INC ransomware has become one of the most active ransomware-as-a-service operations in 2026, with researchers counting at least 830 victims since August 2023. The group has grown rapidly, filling the vacuum left by the disruptions of LockBit and BlackCat.
“The disruption of LockBit and the shutdown of BlackCat created opportunities for INC to expand as affiliates migrated to alternative ransomware operations,” said Acronis researcher Darrel Virtusio. US organizations account for more than 65% of listed victims, with legal services, manufacturing, construction, technology, and healthcare among the most targeted sectors.
INC’s technical capabilities have evolved. Its Windows and Linux/ESXi encryptors have been rewritten in Rust, making cross-platform development easier and reverse engineering harder. The group uses an updated credential dumper that targets newer Veeam backup deployments with salted DPAPI credential encryption.

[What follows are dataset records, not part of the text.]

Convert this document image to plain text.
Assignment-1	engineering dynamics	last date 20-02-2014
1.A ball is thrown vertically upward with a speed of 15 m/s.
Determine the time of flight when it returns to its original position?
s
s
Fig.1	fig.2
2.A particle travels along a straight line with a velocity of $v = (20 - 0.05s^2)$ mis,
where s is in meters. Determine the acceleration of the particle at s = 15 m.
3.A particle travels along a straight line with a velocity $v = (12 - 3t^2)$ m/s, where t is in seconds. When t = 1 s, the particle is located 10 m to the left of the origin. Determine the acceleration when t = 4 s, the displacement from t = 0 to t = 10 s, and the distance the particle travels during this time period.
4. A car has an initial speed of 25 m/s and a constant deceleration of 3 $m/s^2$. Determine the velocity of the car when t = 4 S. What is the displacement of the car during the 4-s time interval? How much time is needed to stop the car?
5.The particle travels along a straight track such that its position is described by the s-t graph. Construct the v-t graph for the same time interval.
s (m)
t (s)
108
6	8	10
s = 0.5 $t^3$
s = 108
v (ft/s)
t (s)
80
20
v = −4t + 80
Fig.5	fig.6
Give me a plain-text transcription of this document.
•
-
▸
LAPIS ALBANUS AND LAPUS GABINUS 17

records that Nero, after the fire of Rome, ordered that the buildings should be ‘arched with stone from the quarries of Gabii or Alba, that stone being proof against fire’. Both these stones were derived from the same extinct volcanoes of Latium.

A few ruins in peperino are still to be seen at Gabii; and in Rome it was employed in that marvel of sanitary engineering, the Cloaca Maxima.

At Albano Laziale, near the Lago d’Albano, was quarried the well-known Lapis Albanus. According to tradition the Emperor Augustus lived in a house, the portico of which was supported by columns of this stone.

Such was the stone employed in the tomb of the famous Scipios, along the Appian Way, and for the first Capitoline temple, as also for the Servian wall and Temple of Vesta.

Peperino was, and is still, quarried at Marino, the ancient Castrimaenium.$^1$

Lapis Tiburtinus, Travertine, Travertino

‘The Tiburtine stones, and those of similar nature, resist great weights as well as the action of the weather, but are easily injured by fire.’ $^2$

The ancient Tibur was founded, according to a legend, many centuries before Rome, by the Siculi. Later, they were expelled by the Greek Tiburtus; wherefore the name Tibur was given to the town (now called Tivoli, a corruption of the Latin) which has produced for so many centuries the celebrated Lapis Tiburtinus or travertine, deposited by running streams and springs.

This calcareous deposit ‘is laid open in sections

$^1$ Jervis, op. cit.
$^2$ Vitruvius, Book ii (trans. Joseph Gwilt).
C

The attack chain is methodical. Initial access comes through spear-phishing, purchased credentials, or exploitation of known vulnerabilities in Citrix NetScaler, Fortinet EMS, and SimpleHelp. From there, affiliates dump credentials, move laterally using RDP and PsExec, and deploy Cobalt Strike, AnyDesk, or ScreenConnect for command-and-control. Data gets exfiltrated with Rclone before the encryptor runs.
INC’s success isn’t built on advanced tradecraft. It’s built on volume, known techniques, and targeting industries where downtime creates intense financial pressure to pay. The emergence of related families like Lynx and Sinobi — with significant code overlap — suggests the group’s tools have spread further through the cybercrime underground.
For Q1 2026, INC ranked as the fourth most prominent ransomware group behind Qilin, Akira, and The Gentlemen, with over 120 incidents in that period alone.